Munizzi, Jordon 01 January 2013 (has links)
Despite an abundance of archaeological material recovered from sites in Island Southeast Asia, the timing and route by which cultigens first arrived in Wallacea remains unclear. Many of the staple crops now grown on these islands were domesticated in mainland Asia, and were deliberately introduced by humans at an unknown point during the Holocene, through several possible routes. In this study, the δ 13C, δ15N and δ18O values of subfossil bones and teeth attributed to Sus celebensis and Sus scrofa are analyzed. These materials, which span the last 5160 years at Liang Bua, Flores, Indonesia are used to determine if and when there was a shift towards agricultural intensification, and whether this intensification included the integration of domesticated C4 crops.

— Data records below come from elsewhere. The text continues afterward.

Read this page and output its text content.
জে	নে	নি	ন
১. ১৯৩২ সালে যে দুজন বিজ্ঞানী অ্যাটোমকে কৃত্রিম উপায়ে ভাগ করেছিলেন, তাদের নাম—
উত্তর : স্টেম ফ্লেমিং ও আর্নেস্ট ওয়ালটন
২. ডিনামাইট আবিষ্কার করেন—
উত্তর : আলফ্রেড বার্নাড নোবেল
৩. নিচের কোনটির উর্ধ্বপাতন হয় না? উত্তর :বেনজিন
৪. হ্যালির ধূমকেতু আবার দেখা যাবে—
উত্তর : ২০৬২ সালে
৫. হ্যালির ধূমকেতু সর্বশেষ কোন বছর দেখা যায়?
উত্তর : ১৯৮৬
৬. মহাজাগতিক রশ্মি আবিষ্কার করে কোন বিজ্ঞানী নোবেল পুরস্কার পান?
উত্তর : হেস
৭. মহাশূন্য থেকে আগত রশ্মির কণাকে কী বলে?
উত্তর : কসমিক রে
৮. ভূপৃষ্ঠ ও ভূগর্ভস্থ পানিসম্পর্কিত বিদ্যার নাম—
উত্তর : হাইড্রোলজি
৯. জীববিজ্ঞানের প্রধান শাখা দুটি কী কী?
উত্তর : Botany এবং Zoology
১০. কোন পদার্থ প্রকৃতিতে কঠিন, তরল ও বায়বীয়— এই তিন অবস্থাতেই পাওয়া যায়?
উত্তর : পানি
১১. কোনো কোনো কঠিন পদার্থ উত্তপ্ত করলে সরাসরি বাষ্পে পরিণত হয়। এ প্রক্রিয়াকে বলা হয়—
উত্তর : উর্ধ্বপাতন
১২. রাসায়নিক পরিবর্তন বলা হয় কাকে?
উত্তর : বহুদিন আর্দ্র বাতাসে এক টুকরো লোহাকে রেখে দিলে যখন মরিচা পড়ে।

The δ13C and δ15N values of the bone and dentin collagen samples indicate an abrupt shift towards enrichment in 13C and depletion in 15N at some time between 5160 and 2750 yBP. This hints at changes in human subsistence patterns that may have included the clearing of forests, and the integration of nonendemic C4 cultigens such as foxtail millet (Setaria italica) onto the island. No statistically significant variation in the δ 18O values of the enamel carbonate samples over time is observed, suggesting that once they appeared on Flores, semidomesticated pigs became an important part of the island ecosystem, and were bred and raised on Flores instead of being continuously imported from elsewhere.